Minha amiga e escritora, Ely Vieitez Lisboa diz que sou elétrico.
Agora, nesses dias que antecedem mais um Carnaval, é preciso cintilar de dentro para fora, botar pra quebrar.
Nada como se preparar para brilhar como estrela, resplandecer, luzir, sobressair.
Cintilante, passear pela avenida do samba, cantarolar velhas canções, jogar confetes e serpentinas, distribuir alegria pelos salões.
Nada mais chique do que passar por uma…cintilografia: um misto de fotografia e cintilâncias, registro fotográfico da distribuição de um radiofármaco administrado por via interna, com utilização de uma câmara gama, ou seja um detector de cintilação estacionário; cintifotografia: a fotografia mais uma vez em minha vida.
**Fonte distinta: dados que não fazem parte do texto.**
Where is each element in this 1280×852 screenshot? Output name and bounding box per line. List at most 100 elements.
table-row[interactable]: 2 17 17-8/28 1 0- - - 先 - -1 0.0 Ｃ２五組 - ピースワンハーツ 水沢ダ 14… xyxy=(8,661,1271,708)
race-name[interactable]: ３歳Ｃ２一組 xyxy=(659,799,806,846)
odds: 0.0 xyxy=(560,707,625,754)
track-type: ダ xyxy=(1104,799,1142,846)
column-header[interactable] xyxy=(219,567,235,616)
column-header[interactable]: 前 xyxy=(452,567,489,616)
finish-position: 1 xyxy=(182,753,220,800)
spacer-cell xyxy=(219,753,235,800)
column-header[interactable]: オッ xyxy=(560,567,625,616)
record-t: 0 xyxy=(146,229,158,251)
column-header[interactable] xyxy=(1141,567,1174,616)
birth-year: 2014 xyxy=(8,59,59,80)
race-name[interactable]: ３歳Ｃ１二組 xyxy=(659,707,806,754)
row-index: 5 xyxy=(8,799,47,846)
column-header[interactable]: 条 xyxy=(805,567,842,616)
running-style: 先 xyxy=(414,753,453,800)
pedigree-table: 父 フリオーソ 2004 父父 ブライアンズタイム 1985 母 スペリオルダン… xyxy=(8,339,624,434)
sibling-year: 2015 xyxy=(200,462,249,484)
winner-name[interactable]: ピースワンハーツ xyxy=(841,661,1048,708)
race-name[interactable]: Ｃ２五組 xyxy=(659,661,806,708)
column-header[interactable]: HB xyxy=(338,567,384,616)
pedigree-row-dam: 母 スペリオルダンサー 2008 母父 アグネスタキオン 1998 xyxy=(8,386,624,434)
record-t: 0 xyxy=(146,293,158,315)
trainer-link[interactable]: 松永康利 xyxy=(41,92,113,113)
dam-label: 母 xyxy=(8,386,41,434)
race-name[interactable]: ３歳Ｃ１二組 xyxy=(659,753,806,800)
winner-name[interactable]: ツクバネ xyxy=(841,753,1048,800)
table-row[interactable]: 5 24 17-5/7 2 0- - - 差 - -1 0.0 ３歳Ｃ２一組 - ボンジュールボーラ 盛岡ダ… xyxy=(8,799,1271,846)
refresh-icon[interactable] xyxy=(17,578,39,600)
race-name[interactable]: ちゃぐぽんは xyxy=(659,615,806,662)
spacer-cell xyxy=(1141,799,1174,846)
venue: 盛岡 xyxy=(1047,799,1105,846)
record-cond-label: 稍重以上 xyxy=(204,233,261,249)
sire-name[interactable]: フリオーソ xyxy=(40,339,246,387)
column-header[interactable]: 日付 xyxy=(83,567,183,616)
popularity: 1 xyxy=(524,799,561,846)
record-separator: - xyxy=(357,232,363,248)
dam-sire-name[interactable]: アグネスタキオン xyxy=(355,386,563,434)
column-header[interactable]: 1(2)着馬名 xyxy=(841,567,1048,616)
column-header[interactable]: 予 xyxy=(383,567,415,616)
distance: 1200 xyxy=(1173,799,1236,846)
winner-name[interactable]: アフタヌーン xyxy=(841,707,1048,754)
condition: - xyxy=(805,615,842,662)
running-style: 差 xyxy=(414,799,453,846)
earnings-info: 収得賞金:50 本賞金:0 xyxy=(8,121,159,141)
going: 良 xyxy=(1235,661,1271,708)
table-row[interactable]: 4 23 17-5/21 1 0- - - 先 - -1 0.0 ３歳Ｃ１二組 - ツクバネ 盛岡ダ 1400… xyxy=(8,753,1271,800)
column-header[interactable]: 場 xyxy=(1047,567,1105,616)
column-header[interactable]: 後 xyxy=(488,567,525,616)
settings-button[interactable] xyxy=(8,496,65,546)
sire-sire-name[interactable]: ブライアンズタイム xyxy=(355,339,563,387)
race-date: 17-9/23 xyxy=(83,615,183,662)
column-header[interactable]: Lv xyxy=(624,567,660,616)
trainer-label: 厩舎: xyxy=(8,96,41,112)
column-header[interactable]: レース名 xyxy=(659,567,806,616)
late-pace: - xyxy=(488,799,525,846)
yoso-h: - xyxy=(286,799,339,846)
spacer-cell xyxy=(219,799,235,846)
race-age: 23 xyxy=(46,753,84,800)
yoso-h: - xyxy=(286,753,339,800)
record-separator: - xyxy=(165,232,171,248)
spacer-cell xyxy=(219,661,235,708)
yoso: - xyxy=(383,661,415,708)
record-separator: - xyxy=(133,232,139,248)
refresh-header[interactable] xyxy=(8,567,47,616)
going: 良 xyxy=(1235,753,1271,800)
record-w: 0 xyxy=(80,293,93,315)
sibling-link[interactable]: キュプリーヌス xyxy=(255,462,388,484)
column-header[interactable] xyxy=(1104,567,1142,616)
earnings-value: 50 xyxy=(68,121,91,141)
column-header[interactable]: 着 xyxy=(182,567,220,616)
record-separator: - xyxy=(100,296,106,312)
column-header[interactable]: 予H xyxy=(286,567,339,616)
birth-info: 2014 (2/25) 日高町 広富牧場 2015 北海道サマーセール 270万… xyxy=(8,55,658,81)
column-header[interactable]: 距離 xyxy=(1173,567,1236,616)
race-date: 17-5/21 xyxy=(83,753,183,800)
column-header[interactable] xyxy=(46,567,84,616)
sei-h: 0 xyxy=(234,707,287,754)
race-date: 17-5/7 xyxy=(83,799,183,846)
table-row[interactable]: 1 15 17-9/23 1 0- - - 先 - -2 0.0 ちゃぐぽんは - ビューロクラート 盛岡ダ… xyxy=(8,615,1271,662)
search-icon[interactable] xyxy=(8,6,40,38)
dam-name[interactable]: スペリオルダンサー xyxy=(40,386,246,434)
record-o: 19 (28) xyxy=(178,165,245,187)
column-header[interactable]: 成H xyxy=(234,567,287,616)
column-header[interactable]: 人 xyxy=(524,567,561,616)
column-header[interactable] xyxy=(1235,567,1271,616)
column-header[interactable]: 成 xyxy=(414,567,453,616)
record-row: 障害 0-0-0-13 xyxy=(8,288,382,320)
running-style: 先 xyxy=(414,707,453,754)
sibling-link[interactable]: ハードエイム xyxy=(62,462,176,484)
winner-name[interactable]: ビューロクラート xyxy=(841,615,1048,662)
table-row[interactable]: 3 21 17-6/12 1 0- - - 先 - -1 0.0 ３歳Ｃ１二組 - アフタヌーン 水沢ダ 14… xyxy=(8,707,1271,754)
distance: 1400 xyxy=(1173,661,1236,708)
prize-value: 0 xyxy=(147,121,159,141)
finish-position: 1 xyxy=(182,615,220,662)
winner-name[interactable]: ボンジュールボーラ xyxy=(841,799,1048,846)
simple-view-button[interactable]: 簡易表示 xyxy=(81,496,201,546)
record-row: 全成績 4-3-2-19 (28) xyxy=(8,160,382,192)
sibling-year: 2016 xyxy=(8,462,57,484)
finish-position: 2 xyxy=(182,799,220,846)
É assim que estou me preparando para os próximos dias de folia.
Começo no dia seis de fevereiro, nove da manhã, na avenida…Independência, no DIMEN – Instituto de Medicina Nuclear: um começo atômico , recebendo raios gamma depois de uma dose de Tc99m (tecnécio 99 meta-estável) devido às suas propriedades físicas vantajosas, como tempo de meia de vida de 6,01 horas, decaimento por emissão gama pura com fótons de 140 keV , facilidade de sua obtenção a partir do Mo99 (Molibdênio 99), além de estados 1-6 de oxidação e vários modos de coordenação que permitem uma boa e prática ligação ao traçador: traçarei todas.
Então o miocárdio de mio cuore folião estará sob os fleches de paparazzi de aventais brancos e olhares apreensivos, atentos a confetes cintilantes espalhados por artérias pulsantes de vida, ou não.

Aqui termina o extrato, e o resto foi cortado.